Son père lui lança un regard noir, sans que Taehyun ne bronche. Les regards ne l'intimidaient plus depuis longtemps, désormais, il lui en fallait plus.
– Je suis allé me recueillir.
– Te recueillir ?
Son mensonge semblait avoir du mal à passer. Il fallait dire qu'il n'était pas le plus pieux des trois enfants, Soobin en détenait la palme, et qu'il ne se recueillait que certaines journées spécifiques. Son père le sonda du regard, sans cesser de froncer ses sourcils imposants et Taehyun continua d'une voix calme :
– L'arrivée du bateau m'a chamboulé.
– Je vois.
Cette dernière phrase n'était pas totalement un mensonge. Mais jamais ô grand jamais Taehyun ne pourrait révéler l'endroit où il s'était rendu en apercevant le bateau au large de leurs côtes. Encore moins à son père. Il prierait ce soir dans sa chambre, en solitaire, pour rattraper l'affabulation qu'il venait de prononcer. Pour l'heure, il ne devait pas laisser la situation lui échapper. Il replaça une mèche de ses cheveux sombres sur son front et se redressa, un sourcil arqué.
– Où sont-ils ?
– Regroupés dans la grande salle, avec tous les hommes du navire. Les laisser seuls dans la mer...
– Aurait été une mauvaise idée, je vous rejoins.
Son père acquiesça.
– Nous leur offrons l'asile quelque temps. Pour comprendre cette venue impromptue.
– Vous n'avez pas peur ? Parlent-ils notre langue ?
– Leur langue est étrange, comme la nôtre, avec cet accent qui la rend lente. Nous dînons tous ensemble ce soir. Dans la grande salle. Alors tu es prié de me suivre, de faire bonne figure Taehyun. Si le peuple apprend que tu fuis tes responsabilités-
– Je sais. Merci bien.
Sans attendre un mot de plus, il se remit à marcher, le torse bombé, la tête haute. Cette situation n'avait aucun sens. Un navire se découpait au loin dans la mer, et personne n'avait ordonné d'assaut. Personne n'avait ordonné de le couler. Pire, le temple n'avait pas prévenu le roi. Et Taehyun en était certain, les prêtres savaient pour cette venue. Comment auraient-ils pu ne pas le savoir ? Comment les dieux auraient-ils pu les laisser dans une totale ignorance ? Tu sais qu'ils ne parleront que si les dieux leur ordonnent de nous le dire..., la voix de sa jeune sœur résonna dans ses oreilles. Elle le lui répétait souvent, que les prêtres ne pouvaient pas tout leur dévoiler. Taehyun trouvait cela stupide par moment, malgré toute la reconnaissance et toute l'admiration qu'il éprouvait pour eux.

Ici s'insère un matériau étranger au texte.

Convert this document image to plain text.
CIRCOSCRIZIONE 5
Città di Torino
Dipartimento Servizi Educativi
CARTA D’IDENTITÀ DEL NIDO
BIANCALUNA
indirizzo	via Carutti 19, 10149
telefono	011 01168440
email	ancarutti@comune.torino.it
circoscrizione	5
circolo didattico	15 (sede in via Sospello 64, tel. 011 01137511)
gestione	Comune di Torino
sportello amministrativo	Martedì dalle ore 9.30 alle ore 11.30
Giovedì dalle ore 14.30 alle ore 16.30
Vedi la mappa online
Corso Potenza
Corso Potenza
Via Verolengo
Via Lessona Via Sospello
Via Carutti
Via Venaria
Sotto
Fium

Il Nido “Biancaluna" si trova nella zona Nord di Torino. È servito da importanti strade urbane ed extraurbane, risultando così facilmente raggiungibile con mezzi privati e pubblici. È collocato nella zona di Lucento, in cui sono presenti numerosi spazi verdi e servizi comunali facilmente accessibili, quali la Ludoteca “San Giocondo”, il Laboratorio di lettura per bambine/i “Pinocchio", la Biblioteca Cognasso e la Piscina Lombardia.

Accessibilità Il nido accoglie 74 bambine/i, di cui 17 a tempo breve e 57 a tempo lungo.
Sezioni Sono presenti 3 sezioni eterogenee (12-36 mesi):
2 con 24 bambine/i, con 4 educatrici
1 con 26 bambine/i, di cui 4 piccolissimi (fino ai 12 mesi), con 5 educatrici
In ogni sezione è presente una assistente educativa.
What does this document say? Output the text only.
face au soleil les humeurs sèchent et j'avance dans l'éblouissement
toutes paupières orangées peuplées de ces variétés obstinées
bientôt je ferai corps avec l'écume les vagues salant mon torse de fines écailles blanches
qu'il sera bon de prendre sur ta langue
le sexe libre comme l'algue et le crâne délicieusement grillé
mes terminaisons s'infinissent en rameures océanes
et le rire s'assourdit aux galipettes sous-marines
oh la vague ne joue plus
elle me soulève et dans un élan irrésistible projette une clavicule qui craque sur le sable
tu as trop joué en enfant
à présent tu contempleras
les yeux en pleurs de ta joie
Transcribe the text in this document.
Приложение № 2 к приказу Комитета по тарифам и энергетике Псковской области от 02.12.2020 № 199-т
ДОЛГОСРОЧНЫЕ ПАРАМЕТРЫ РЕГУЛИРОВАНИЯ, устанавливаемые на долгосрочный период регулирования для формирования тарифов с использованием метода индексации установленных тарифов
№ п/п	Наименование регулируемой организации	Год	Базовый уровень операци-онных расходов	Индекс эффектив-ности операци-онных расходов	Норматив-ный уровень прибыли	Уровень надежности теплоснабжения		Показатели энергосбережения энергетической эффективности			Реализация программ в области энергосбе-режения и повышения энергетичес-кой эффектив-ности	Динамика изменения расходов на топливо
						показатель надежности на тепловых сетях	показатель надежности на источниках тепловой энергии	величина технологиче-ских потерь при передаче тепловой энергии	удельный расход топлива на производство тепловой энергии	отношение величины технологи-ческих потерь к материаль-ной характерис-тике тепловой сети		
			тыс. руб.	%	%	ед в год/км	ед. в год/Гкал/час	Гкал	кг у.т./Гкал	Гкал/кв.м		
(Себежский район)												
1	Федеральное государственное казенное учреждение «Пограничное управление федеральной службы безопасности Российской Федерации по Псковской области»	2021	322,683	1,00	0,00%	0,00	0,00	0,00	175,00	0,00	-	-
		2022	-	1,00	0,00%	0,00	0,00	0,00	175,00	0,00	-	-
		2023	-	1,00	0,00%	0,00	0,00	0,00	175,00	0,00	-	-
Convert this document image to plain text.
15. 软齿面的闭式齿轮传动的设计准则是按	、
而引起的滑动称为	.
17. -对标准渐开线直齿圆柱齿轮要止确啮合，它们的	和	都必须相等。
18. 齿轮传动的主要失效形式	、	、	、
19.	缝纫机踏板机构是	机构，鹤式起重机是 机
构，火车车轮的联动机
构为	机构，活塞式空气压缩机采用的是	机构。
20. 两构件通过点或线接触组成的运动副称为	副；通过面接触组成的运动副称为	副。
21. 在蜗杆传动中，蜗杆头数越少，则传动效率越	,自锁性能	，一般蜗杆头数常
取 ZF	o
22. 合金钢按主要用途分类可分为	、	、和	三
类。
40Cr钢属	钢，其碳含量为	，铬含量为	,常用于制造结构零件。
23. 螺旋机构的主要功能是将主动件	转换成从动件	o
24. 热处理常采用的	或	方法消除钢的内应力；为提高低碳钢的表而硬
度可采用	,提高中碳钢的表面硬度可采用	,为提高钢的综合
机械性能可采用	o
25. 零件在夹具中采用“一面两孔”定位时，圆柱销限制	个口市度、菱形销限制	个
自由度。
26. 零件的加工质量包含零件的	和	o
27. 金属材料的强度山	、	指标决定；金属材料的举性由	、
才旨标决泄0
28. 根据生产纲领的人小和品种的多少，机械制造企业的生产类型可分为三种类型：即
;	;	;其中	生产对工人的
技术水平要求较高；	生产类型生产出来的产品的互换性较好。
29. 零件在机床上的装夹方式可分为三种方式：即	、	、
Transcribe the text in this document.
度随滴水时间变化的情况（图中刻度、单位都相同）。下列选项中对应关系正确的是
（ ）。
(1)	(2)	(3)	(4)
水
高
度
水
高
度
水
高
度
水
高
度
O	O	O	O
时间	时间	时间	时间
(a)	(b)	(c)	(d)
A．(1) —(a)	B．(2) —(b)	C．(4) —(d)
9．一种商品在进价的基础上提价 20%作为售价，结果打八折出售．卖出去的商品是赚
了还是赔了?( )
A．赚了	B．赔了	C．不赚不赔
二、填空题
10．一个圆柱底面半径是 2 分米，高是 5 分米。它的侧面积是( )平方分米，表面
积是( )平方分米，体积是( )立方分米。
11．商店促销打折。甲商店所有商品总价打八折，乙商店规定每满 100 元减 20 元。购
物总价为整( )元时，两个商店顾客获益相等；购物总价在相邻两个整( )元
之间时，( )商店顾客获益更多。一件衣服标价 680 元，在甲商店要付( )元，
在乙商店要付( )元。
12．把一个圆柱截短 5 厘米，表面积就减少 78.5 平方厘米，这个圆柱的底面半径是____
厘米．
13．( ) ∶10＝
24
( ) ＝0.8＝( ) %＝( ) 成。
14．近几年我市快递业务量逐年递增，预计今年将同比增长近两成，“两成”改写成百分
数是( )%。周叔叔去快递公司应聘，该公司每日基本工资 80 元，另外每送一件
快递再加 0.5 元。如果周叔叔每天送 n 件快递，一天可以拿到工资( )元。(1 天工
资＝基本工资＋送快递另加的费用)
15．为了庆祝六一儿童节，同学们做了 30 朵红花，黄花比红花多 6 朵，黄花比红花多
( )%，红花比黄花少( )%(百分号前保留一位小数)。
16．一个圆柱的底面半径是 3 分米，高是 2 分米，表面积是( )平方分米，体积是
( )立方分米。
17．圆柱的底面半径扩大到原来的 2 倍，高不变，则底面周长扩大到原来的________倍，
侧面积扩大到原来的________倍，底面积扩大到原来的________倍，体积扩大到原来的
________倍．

Ou bien, peut-être... Peut-être que cette venue, même les dieux avaient décidé de la garder secrète. Demain, il irait au temple tirer cette histoire au clair.
Ce dîner, il n'en voulait pas. Il avait pour habitude de manger exclusivement avec Soobin, parfois Mashiro quand cette dernière daignait quitter ses livres et ses dessins. Ils se glissaient dans les cuisines pour manger entre eux, sans personne pour les épier. C'était des moments qu'il aimait partager avec son frère, et personne d'autre. Les grands repas et banquets dans la grande salle étaient réservés aux jours de fête, aux mariages, aux enterrements... Pas à la réception d'invités qui avait surgi des flots comme un mirage. Taehyun ne le sentait pas. Il évita au maximum les salles communes où il savait les invités parqués. D'un pas pressé, il se rendit au jardin, souhaitant fuir au plus vite l'agitation du palais. La discussion avec son ami, celui vers qui il avait fui en apercevant le navire au loin, tournait en boucle dans sa tête. Demain ils parleraient de nouveau. Yuchan avait de nombreuses choses à lui apprendre, Taehyun le savait.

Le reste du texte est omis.